Even on a simple level, a man who decides he should be a woman... Well, that takes balls.
...damn it, I knew I wouldn't be able to make a serious post without a bad pun.
Although being transgender certainly isn't easy for anyone, it's even harder on the whole for trans women because there's the whole misogynistic assumption that no one in their right mind would want to be considered a woman if they were 'born male'.
The vast majority of media representation of transgender people focuses on trans women (trans men and non-binary identities tend to be ignored), and most of it is negative. For some teenagers, their only knowledge of transgender issues might stem from something like South Park.
While many are of the opinion that sex dictates gender, I see it as the other way round - your gender dictates your sex.

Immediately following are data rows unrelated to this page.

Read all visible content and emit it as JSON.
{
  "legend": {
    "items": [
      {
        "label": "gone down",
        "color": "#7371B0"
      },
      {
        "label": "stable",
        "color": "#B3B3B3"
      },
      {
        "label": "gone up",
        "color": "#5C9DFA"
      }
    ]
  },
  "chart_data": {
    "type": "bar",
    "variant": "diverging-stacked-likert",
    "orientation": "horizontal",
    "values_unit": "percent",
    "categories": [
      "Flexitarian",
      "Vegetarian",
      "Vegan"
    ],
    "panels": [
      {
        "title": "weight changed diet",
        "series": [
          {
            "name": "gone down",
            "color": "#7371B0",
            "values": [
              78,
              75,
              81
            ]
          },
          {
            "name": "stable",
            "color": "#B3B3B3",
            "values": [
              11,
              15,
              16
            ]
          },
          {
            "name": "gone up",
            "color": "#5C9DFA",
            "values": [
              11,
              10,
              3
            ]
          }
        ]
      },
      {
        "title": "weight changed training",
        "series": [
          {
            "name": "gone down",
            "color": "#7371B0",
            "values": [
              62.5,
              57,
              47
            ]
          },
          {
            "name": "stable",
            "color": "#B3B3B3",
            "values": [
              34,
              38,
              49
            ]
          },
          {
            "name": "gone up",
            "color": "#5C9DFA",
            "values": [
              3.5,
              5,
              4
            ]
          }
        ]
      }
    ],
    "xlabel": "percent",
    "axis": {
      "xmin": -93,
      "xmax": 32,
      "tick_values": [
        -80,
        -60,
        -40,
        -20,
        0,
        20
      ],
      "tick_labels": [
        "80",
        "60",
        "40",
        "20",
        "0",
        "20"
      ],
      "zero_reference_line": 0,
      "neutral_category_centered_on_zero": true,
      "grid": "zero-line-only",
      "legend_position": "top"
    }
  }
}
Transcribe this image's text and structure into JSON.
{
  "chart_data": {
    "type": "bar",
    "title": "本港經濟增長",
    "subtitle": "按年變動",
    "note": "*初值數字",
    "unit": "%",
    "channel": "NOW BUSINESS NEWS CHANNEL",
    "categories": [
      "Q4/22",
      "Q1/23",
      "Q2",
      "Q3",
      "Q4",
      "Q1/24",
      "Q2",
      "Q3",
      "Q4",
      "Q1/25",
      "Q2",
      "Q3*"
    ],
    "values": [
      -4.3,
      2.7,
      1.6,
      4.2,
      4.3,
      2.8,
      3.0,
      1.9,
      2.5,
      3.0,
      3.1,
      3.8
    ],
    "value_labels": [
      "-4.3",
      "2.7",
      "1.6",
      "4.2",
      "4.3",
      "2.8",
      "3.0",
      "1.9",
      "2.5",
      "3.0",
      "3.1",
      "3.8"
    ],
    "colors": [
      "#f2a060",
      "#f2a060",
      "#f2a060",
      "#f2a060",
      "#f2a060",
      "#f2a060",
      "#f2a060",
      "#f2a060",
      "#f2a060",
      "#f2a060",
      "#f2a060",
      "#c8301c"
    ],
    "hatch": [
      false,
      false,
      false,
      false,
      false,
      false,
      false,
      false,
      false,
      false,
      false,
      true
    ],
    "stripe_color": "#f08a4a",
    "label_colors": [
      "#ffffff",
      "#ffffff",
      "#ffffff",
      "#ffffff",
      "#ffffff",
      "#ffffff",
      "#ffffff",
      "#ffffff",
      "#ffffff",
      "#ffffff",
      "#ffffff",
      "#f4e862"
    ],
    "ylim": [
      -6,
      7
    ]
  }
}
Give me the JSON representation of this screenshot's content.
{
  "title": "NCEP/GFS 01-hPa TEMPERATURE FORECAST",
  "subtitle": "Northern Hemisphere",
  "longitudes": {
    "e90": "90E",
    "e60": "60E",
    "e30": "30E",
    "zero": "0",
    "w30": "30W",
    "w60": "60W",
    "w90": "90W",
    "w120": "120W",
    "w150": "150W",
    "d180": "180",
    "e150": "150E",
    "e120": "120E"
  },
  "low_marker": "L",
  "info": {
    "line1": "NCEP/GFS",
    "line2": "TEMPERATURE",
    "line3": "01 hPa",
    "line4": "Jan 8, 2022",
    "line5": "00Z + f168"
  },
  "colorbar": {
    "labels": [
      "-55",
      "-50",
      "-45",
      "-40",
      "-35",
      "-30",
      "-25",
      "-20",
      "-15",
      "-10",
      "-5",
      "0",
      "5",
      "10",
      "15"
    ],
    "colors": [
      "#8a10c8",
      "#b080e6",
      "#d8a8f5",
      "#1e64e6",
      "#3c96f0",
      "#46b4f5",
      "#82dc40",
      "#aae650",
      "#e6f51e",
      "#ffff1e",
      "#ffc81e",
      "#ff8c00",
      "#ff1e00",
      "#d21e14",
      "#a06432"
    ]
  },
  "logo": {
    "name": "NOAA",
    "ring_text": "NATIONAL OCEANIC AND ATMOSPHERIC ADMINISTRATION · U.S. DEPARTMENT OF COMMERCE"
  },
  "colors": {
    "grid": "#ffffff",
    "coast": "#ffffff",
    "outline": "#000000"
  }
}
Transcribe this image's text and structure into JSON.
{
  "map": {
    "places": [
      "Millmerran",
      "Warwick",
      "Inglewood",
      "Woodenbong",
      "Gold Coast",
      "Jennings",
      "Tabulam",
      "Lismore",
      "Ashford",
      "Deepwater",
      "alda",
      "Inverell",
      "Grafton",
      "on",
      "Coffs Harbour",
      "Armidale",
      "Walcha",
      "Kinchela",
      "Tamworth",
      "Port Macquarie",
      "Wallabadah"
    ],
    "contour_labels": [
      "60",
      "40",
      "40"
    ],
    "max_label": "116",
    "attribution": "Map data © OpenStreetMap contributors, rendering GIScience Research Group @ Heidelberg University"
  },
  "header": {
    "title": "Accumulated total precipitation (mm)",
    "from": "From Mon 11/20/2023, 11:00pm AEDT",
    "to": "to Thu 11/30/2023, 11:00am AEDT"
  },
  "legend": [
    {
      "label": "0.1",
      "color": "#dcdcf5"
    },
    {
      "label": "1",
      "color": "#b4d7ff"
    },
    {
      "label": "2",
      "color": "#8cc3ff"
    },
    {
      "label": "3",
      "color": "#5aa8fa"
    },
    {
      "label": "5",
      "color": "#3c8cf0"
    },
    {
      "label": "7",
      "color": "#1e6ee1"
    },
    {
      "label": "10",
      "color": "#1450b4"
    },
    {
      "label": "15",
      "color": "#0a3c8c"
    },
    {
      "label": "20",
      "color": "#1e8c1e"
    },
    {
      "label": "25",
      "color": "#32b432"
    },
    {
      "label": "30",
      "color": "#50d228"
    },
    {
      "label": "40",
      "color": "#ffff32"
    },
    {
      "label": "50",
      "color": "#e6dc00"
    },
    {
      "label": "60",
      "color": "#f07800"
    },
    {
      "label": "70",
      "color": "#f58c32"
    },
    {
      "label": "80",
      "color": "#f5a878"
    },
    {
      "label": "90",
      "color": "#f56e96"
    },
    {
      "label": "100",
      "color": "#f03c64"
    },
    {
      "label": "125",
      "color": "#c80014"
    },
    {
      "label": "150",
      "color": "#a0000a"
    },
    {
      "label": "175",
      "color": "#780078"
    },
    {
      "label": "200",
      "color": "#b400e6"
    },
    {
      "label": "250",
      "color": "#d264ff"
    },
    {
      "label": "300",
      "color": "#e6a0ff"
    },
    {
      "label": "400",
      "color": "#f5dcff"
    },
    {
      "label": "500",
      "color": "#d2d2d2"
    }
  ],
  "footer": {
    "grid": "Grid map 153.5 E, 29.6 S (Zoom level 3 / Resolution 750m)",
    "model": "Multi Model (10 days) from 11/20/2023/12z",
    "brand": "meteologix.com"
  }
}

besides jargon, english doesn't really have any layman words to describe trangender people. the best we can do is simply "male" or "female", but then we get people who refuse to call them M/F and instead call them he-she's or vice versa.
and also, what carp said.
This is very true. The English language is embedded with various such prejudices, and there's not much in the short-term that can be done to escape it. But language
does evolve over time, so we'll have to see.
At the very least, the English language isn't nearly as gendered as many other languages are. In French, for instance, every single noun is either masculine or feminine - that must be even harder to circumvent linguistically speaking.